Wednesday, November 26, 2008

Genealogical Mayhem


Solving Inconsistencies

All facts from previous researchers should be checked for inconsistencies and errors. Some will eventually be found, conflicting statements, events out of place or time. For example marriages when one of the couple is 7 years old or a women having children at the age of 57. People from Chicago, New Jersey, USA (maybe there is a Chicago in New Jersey?) or born in New England in the fifteen hundreds. Fixing and repairing these errors are crucial to your own credibility as a genealogical researcher. When solving these errors with facts and sources, new information and knowledge can be revealed sometimes leading to a previous unknown ancestor or occasionally developing a feeling of friendship toward your ancestor.
Some genealogical programs will find many of these errors in their lists or custom list reports. Another way is to list people by location instead of by name. Seeing all the places together can sometimes show differences in spelling or wrong counties, etc.. Go through the sources (if any?) listed by the previous researcher, don’t spend too much time because in 10 generations you have over 2000 ancestors. Work mainly on the ones that have obvious errors.

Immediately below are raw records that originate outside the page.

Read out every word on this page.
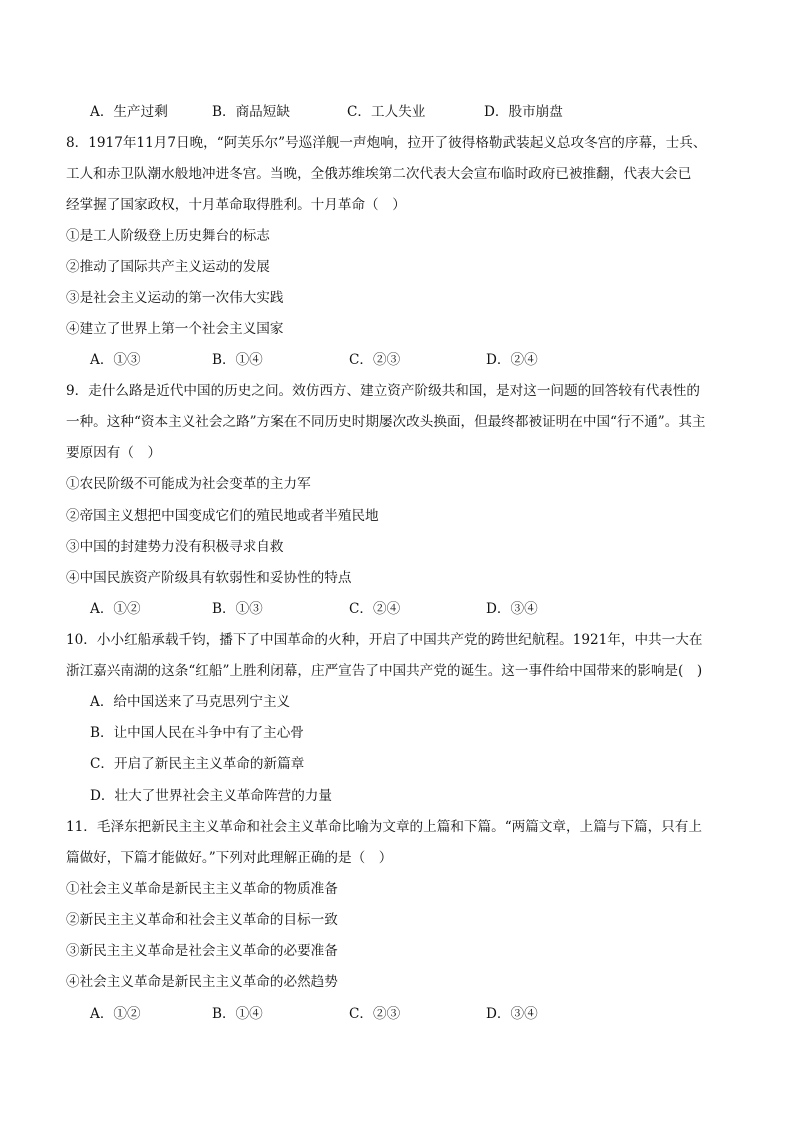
A．生产过剩	B．商品短缺	C．工人失业	D．股市崩盘
8．1917年11月7日晚，“阿芙乐尔”号巡洋舰一声炮响，拉开了彼得格勒武装起义总攻冬宫的序幕，士兵、
工人和赤卫队潮水般地冲进冬宫。当晚，全俄苏维埃第二次代表大会宣布临时政府已被推翻，代表大会已
经掌握了国家政权，十月革命取得胜利。十月革命（　）
①是工人阶级登上历史舞台的标志
②推动了国际共产主义运动的发展
③是社会主义运动的第一次伟大实践
④建立了世界上第一个社会主义国家
A．①③	B．①④	C．②③	D．②④
9．走什么路是近代中国的历史之问。效仿西方、建立资产阶级共和国，是对这一问题的回答较有代表性的
一种。这种“资本主义社会之路”方案在不同历史时期屡次改头换面，但最终都被证明在中国“行不通”。其主
要原因有（　）
①农民阶级不可能成为社会变革的主力军
②帝国主义想把中国变成它们的殖民地或者半殖民地
③中国的封建势力没有积极寻求自救
④中国民族资产阶级具有软弱性和妥协性的特点
A．①②	B．①③	C．②④	D．③④
10．小小红船承载千钧，播下了中国革命的火种，开启了中国共产党的跨世纪航程。1921年，中共一大在
浙江嘉兴南湖的这条“红船”上胜利闭幕，庄严宣告了中国共产党的诞生。这一事件给中国带来的影响是(　)
A．给中国送来了马克思列宁主义
B．让中国人民在斗争中有了主心骨
C．开启了新民主主义革命的新篇章
D．壮大了世界社会主义革命阵营的力量
11．毛泽东把新民主主义革命和社会主义革命比喻为文章的上篇和下篇。“两篇文章，上篇与下篇，只有上
篇做好，下篇才能做好。”下列对此理解正确的是（　）
①社会主义革命是新民主主义革命的物质准备
②新民主主义革命和社会主义革命的目标一致
③新民主主义革命是社会主义革命的必要准备
④社会主义革命是新民主主义革命的必然趋势
A．①②	B．①④	C．②③	D．③④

Unconvincing the Convinced

Don’t argue with your relatives, gather your facts and evidences put it on a CD and send it in the mail. Let them read it on their own. If they still don’t accept it, well, “You can lead a horse to water, but you can’t make it drink”. You might consider publishing your results on the internet, listing all your sources.

Word of the week:

Quie, Quay, Quye: A young heifer.

2 comments:

alondro said...

That's good to know how to fix a situation. Now I won't go directly to my relitave and tell them they made a mustake like my spelling. Instead I can do it the right way and present it to them indirectly.Like sending them a cd woth all the right info on it.
Thank's for the info Mr. Strand sounds like a very professional approach.

kaybee said...

Good advice. I find trying to convince my relatives that we are not descended from a certain famous person is very difficult,even if I have absolute proof.